Should Oakland have fired the manager and kept its best player, Josh Donaldson? Tuesday, December 2, 2014
I compared actual regular season wins with the number estimated by Pythagorean winning percentage...
Oakland As 88 99 -11
The eleven game gap between expected and actual Oakland wins was by far the biggest deficit of any 2014 tournament team. Such a gap usually suggests bad luck and/or bad managing. Either way you would stay with your players.
Beane may be a bit too full of himself ...
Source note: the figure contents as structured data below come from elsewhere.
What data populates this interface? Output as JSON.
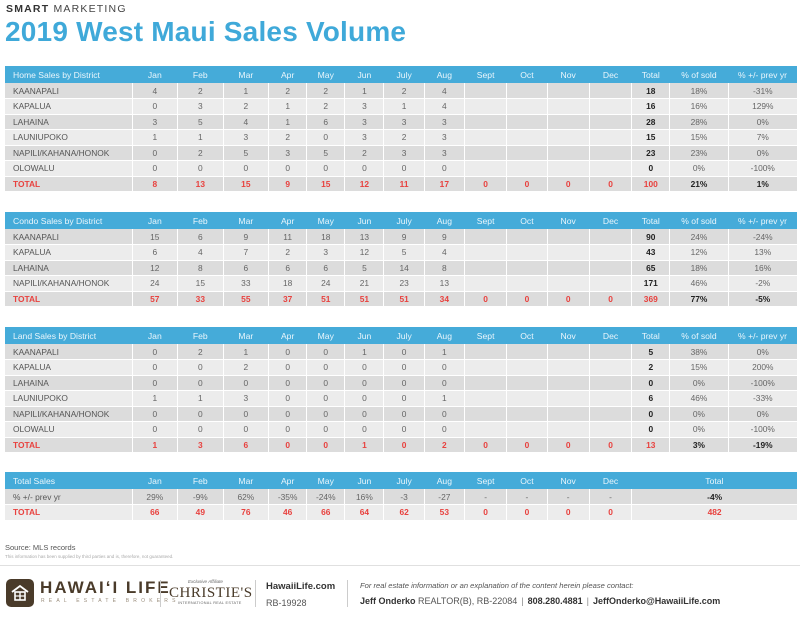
{
  "header": {
    "brand_bold": "SMART",
    "brand_light": "MARKETING",
    "title": "2019 West Maui Sales Volume"
  },
  "months": [
    "Jan",
    "Feb",
    "Mar",
    "Apr",
    "May",
    "Jun",
    "July",
    "Aug",
    "Sept",
    "Oct",
    "Nov",
    "Dec"
  ],
  "col_total": "Total",
  "col_pct_sold": "% of sold",
  "col_pct_prev": "% +/- prev yr",
  "tables": [
    {
      "title": "Home Sales by District",
      "rows": [
        {
          "district": "KAANAPALI",
          "values": [
            "4",
            "2",
            "1",
            "2",
            "2",
            "1",
            "2",
            "4",
            "",
            "",
            "",
            ""
          ],
          "total": "18",
          "pct_sold": "18%",
          "pct_prev": "-31%"
        },
        {
          "district": "KAPALUA",
          "values": [
            "0",
            "3",
            "2",
            "1",
            "2",
            "3",
            "1",
            "4",
            "",
            "",
            "",
            ""
          ],
          "total": "16",
          "pct_sold": "16%",
          "pct_prev": "129%"
        },
        {
          "district": "LAHAINA",
          "values": [
            "3",
            "5",
            "4",
            "1",
            "6",
            "3",
            "3",
            "3",
            "",
            "",
            "",
            ""
          ],
          "total": "28",
          "pct_sold": "28%",
          "pct_prev": "0%"
        },
        {
          "district": "LAUNIUPOKO",
          "values": [
            "1",
            "1",
            "3",
            "2",
            "0",
            "3",
            "2",
            "3",
            "",
            "",
            "",
            ""
          ],
          "total": "15",
          "pct_sold": "15%",
          "pct_prev": "7%"
        },
        {
          "district": "NAPILI/KAHANA/HONOK",
          "values": [
            "0",
            "2",
            "5",
            "3",
            "5",
            "2",
            "3",
            "3",
            "",
            "",
            "",
            ""
          ],
          "total": "23",
          "pct_sold": "23%",
          "pct_prev": "0%"
        },
        {
          "district": "OLOWALU",
          "values": [
            "0",
            "0",
            "0",
            "0",
            "0",
            "0",
            "0",
            "0",
            "",
            "",
            "",
            ""
          ],
          "total": "0",
          "pct_sold": "0%",
          "pct_prev": "-100%"
        }
      ],
      "total_row": {
        "label": "TOTAL",
        "values": [
          "8",
          "13",
          "15",
          "9",
          "15",
          "12",
          "11",
          "17",
          "0",
          "0",
          "0",
          "0"
        ],
        "total": "100",
        "pct_sold": "21%",
        "pct_prev": "1%"
      }
    },
    {
      "title": "Condo Sales by District",
      "rows": [
        {
          "district": "KAANAPALI",
          "values": [
            "15",
            "6",
            "9",
            "11",
            "18",
            "13",
            "9",
            "9",
            "",
            "",
            "",
            ""
          ],
          "total": "90",
          "pct_sold": "24%",
          "pct_prev": "-24%"
        },
        {
          "district": "KAPALUA",
          "values": [
            "6",
            "4",
            "7",
            "2",
            "3",
            "12",
            "5",
            "4",
            "",
            "",
            "",
            ""
          ],
          "total": "43",
          "pct_sold": "12%",
          "pct_prev": "13%"
        },
        {
          "district": "LAHAINA",
          "values": [
            "12",
            "8",
            "6",
            "6",
            "6",
            "5",
            "14",
            "8",
            "",
            "",
            "",
            ""
          ],
          "total": "65",
          "pct_sold": "18%",
          "pct_prev": "16%"
        },
        {
          "district": "NAPILI/KAHANA/HONOK",
          "values": [
            "24",
            "15",
            "33",
            "18",
            "24",
            "21",
            "23",
            "13",
            "",
            "",
            "",
            ""
          ],
          "total": "171",
          "pct_sold": "46%",
          "pct_prev": "-2%"
        }
      ],
      "total_row": {
        "label": "TOTAL",
        "values": [
          "57",
          "33",
          "55",
          "37",
          "51",
          "51",
          "51",
          "34",
          "0",
          "0",
          "0",
          "0"
        ],
        "total": "369",
        "pct_sold": "77%",
        "pct_prev": "-5%"
      }
    },
    {
      "title": "Land Sales by District",
      "rows": [
        {
          "district": "KAANAPALI",
          "values": [
            "0",
            "2",
            "1",
            "0",
            "0",
            "1",
            "0",
            "1",
            "",
            "",
            "",
            ""
          ],
          "total": "5",
          "pct_sold": "38%",
          "pct_prev": "0%"
        },
        {
          "district": "KAPALUA",
          "values": [
            "0",
            "0",
            "2",
            "0",
            "0",
            "0",
            "0",
            "0",
            "",
            "",
            "",
            ""
          ],
          "total": "2",
          "pct_sold": "15%",
          "pct_prev": "200%"
        },
        {
          "district": "LAHAINA",
          "values": [
            "0",
            "0",
            "0",
            "0",
            "0",
            "0",
            "0",
            "0",
            "",
            "",
            "",
            ""
          ],
          "total": "0",
          "pct_sold": "0%",
          "pct_prev": "-100%"
        },
        {
          "district": "LAUNIUPOKO",
          "values": [
            "1",
            "1",
            "3",
            "0",
            "0",
            "0",
            "0",
            "1",
            "",
            "",
            "",
            ""
          ],
          "total": "6",
          "pct_sold": "46%",
          "pct_prev": "-33%"
        },
        {
          "district": "NAPILI/KAHANA/HONOK",
          "values": [
            "0",
            "0",
            "0",
            "0",
            "0",
            "0",
            "0",
            "0",
            "",
            "",
            "",
            ""
          ],
          "total": "0",
          "pct_sold": "0%",
          "pct_prev": "0%"
        },
        {
          "district": "OLOWALU",
          "values": [
            "0",
            "0",
            "0",
            "0",
            "0",
            "0",
            "0",
            "0",
            "",
            "",
            "",
            ""
          ],
          "total": "0",
          "pct_sold": "0%",
          "pct_prev": "-100%"
        }
      ],
      "total_row": {
        "label": "TOTAL",
        "values": [
          "1",
          "3",
          "6",
          "0",
          "0",
          "1",
          "0",
          "2",
          "0",
          "0",
          "0",
          "0"
        ],
        "total": "13",
        "pct_sold": "3%",
        "pct_prev": "-19%"
      }
    }
  ],
  "total_sales": {
    "title": "Total Sales",
    "prev_row": {
      "label": "% +/- prev yr",
      "values": [
        "29%",
        "-9%",
        "62%",
        "-35%",
        "-24%",
        "16%",
        "-3",
        "-27",
        "-",
        "-",
        "-",
        "-"
      ],
      "total": "-4%"
    },
    "total_row": {
      "label": "TOTAL",
      "values": [
        "66",
        "49",
        "76",
        "46",
        "66",
        "64",
        "62",
        "53",
        "0",
        "0",
        "0",
        "0"
      ],
      "total": "482"
    }
  },
  "footer": {
    "source": "Source: MLS records",
    "disclaimer": "This information has been supplied by third parties and is, therefore, not guaranteed.",
    "logo_name": "HAWAIʻI LIFE",
    "logo_sub": "REAL ESTATE BROKERS",
    "christies_affiliate": "Exclusive Affiliate",
    "christies_name": "CHRISTIE'S",
    "christies_sub": "INTERNATIONAL REAL ESTATE",
    "website": "HawaiiLife.com",
    "license": "RB-19928",
    "contact_intro": "For real estate information or an explanation of the content herein please contact:",
    "agent_name": "Jeff Onderko",
    "agent_title": "REALTOR(B), RB-22084",
    "phone": "808.280.4881",
    "email": "JeffOnderko@HawaiiLife.com"
  },
  "colors": {
    "accent": "#45abd9",
    "title": "#3fa9d9",
    "total_red": "#e8413e",
    "brand_brown": "#4a3b2a"
  }
}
The lesson I learned: never trade a somebody for a bunch of nobodies. Josh Donaldson was somebody in Oakland. And who was the manager and who will remember the manager's name in two years? Billy Beane, I guess.
Beane is wrecking a team that did not appear to need wrecking.
Washington has a really good team, built to win now but it is supposedly into Billy Beane wreck before you win mode: let's dump these players as they reach their peak and start over. Cincinnati seems to be in a similar mode of operation. Kansas City, with fewer than two million in attendance, is in major delusional mode.
And what of Cashman, another GM too full of himself? One year ago Cashman could not make bad decisions fast enough. One was signing 30 year old catcher Brian McCann to a five year contract at $17 million per year.
2014 Most Shifted Players
by Jeff Zimmerman - December 9, 2014 fangraphs.com
Batted balls into Shift
David Ortiz 369
Ryan Howard 318
Brian McCann 311
Number three. Nice signing, Cashman. McCann did have the most home runs by a catcher: 23. But McCann's OPS+ was 94. McCann hit 19 of his 23 homers at home, 19 while playing catcher, not 1B, DH, PH. A year ago the Yankees wanted to finally get under the soft salary cap but signed McCann, Jacoby Ellsbury and Carlos Beltran to put them at the limit, then signed Japanese pitcher Masahiro Tanaka, which put them over. This year, with the team hopelessly over the cap, the Yankees are refraining from spending big. What? That's a plan? For what, driving fans away?
The willy nilly nature of GM activity is being shown on TV in real time during the winter wonderland meetings in San Diego on the league's own TV network. Listening to these GM and learning of their transactions makes it all seem pretty much random and pointless: fan loyalty be damned.